There are the millions of self-isolating Canadians who have been laid off. And the thousands of small business owners and gig workers whose revenues are drying up.

There are politicians and bureaucrats working to rapidly roll out financial programs to rescue the hardest hit.

There are those caring for the homeless and other marginalized people, such as abused women or the mentally ill.

Basically, there is an entire country out there taking care of the rest of us: those who are still employed or financially stable enough to stay home, work from a desk in the living room, and break the chain of infection in relative comfort.

But even that isn’t always a walk in the park. For every person able to use the time to rediscover the joys of breadmaking, there are overburdened parents of restless children, and single people cut off from loved ones.

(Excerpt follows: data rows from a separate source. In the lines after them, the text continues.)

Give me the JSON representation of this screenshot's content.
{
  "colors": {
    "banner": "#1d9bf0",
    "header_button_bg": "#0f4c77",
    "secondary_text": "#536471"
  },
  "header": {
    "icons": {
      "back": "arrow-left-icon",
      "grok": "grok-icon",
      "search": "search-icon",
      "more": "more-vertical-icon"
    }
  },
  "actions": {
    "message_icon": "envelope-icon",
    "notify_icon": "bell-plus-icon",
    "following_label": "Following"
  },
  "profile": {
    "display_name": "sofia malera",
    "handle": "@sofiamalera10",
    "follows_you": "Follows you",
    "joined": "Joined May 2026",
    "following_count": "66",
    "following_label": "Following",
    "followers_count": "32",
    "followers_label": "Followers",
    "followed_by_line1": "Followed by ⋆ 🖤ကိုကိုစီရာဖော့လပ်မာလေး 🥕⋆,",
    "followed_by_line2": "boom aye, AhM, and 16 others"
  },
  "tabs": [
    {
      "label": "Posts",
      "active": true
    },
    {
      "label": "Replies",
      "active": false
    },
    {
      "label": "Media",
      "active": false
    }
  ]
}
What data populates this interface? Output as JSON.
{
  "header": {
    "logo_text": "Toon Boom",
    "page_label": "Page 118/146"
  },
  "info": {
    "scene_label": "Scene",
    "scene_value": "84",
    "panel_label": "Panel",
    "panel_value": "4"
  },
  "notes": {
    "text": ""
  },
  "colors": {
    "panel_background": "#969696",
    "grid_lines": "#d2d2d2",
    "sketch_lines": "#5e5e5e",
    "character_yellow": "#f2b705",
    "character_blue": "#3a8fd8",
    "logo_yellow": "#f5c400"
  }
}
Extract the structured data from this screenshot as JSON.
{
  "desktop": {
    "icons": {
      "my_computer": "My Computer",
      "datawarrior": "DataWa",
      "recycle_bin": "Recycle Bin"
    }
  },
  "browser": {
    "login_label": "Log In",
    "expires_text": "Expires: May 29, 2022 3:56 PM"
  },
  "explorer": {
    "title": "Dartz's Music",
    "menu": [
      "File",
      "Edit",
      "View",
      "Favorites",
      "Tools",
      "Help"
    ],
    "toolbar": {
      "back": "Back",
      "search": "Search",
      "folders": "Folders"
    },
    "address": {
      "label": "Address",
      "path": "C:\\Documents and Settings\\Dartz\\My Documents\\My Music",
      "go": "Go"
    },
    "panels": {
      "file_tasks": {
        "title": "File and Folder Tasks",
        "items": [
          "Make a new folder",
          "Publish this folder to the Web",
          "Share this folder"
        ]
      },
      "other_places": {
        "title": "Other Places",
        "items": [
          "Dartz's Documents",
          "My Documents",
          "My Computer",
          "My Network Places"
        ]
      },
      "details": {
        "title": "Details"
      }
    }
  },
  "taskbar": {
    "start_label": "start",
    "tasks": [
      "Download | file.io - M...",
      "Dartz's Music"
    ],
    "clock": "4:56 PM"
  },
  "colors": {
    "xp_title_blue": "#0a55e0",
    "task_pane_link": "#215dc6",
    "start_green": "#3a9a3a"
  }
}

In spite of all the difficulties, Canadians are doing well in a way they might overlook.

The coronavirus pandemic has shown us that small island nations like New Zealand, Iceland and Taiwan, and city-states like Singapore and Hong Kong, have been better able to manage deadly outbreaks than most large countries.

Canada is a very large, diverse and open country, and yet our rates of infection and death from COVID-19 remain far below those in Europe and the United States.

Then again, our performance is much worse than that of South Korea. Our governments have not been perfect. Many things could have been done better, and sooner, as this page has said more than once. And there is so much that remains to be done.

But the success we have had so far is owed directly to the people of this country, and the selfless way they have responded to the crisis. We should just keep right on being as Canadian as possible, under the circumstances.